A First Course in Optimization (PENDING)

You can play with the algorithms here and checkout the implementation details here

Problem Statement

Consider a function $f: \mathbb{R}^n \rightarrow \mathbb{R}$, our aim is to find the minimum value of the function. Now before we begin we could have generalised a little bit more, what about functions whose domain is $\subseteq \mathbb{R}^n$. But for the time being let us continue with former problem statement.

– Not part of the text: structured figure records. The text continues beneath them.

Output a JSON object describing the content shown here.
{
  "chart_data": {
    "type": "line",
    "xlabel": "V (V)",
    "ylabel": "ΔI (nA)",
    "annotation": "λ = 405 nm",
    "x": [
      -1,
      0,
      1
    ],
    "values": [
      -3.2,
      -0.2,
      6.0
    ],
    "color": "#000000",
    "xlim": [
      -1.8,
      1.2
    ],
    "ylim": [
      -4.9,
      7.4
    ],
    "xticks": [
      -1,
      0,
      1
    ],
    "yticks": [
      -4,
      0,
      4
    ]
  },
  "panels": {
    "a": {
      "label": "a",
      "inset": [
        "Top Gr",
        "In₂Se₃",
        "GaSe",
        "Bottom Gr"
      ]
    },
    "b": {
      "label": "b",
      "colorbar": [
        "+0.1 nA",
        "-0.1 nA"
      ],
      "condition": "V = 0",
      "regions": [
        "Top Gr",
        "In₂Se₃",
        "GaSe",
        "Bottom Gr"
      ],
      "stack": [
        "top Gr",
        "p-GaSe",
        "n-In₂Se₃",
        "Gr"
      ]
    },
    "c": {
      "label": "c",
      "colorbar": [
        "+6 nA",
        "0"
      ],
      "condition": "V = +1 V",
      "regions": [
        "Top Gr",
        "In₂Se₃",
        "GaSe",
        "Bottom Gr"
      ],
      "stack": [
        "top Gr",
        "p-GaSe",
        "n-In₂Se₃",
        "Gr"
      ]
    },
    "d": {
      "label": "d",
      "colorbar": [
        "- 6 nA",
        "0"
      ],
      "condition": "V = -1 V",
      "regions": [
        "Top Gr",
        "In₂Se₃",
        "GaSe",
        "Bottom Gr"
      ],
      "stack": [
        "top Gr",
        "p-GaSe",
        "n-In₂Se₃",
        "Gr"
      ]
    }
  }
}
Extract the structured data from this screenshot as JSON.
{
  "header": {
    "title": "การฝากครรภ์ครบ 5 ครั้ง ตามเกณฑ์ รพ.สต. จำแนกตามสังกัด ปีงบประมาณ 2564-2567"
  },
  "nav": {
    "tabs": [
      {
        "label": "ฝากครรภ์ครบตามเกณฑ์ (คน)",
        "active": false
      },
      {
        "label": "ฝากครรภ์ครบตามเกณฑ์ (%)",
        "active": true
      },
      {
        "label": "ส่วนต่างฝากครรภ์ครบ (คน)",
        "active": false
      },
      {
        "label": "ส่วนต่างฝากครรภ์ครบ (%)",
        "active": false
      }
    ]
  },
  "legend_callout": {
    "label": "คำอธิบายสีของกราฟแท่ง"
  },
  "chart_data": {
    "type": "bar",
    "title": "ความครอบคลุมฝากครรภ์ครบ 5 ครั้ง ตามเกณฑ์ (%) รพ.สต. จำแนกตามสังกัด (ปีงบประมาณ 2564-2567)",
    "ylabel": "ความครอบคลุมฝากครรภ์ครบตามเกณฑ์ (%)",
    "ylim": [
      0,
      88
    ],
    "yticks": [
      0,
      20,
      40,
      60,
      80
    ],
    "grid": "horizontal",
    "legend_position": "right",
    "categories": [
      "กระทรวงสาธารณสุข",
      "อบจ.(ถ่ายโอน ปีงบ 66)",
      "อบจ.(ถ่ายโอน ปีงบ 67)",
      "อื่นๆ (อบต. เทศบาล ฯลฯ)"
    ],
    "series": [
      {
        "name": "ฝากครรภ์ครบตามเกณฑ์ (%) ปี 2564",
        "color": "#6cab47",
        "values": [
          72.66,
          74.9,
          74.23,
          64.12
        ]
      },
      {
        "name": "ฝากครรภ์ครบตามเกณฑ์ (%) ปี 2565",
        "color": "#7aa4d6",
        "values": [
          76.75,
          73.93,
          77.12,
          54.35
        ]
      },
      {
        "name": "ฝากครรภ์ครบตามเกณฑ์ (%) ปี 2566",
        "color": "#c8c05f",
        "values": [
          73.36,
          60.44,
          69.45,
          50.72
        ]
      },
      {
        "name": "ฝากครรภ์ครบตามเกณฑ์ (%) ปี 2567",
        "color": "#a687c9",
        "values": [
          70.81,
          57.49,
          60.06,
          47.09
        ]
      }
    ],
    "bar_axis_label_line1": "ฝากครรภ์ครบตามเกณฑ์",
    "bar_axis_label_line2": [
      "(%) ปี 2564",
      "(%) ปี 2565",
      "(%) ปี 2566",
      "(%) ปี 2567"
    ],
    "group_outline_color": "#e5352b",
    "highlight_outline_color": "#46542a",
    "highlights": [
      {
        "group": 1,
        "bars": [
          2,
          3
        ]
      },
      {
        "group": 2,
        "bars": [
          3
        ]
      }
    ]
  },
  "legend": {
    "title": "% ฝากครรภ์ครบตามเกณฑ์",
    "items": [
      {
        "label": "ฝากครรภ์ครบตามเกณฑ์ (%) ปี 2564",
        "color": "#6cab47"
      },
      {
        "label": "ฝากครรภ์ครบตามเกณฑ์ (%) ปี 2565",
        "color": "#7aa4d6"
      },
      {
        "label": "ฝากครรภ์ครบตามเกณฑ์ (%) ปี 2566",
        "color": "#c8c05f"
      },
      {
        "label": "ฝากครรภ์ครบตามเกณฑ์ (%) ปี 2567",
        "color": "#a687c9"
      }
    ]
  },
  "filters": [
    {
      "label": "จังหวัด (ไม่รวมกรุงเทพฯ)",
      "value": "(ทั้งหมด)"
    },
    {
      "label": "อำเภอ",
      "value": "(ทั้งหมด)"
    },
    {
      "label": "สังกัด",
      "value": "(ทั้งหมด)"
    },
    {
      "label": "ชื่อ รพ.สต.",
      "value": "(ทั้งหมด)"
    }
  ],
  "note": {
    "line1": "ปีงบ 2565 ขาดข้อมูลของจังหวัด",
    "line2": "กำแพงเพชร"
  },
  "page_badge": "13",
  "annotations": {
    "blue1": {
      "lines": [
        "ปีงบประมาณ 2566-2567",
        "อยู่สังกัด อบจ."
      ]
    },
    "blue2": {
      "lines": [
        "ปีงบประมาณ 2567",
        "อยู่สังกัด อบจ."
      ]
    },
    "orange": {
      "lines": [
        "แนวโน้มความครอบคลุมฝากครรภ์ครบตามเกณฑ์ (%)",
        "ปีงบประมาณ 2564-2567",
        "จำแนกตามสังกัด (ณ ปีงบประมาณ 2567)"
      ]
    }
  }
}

Let $f(x) = x^2$ be a one-dimensional function whose domain is real line. One can quickly infer its minimum value is 0 and is attained at $x = 0$. One way to see this follows from a keen inspection of derivative, namely by setting it to 0.

Theorem 1 (First-Order Necessary Conditions) 1
If $x^∗$ is a local minimizer and $f$ is continuously differentiable in an open neighborhood of $x^∗$ , then $\nabla f(x^∗) = 0$.

Proof. We prove by contradiction. Assume wrongly that gradient is non-zero at $x^*$. If we now move in direction opposite to gradient we are bound to attain a lower value of function! We are using the fact that gradient points in direction of greatest ascent and consequently opposite direction points to steepest descent. Hence by contradiction, $\nabla f(x^*) = 0$.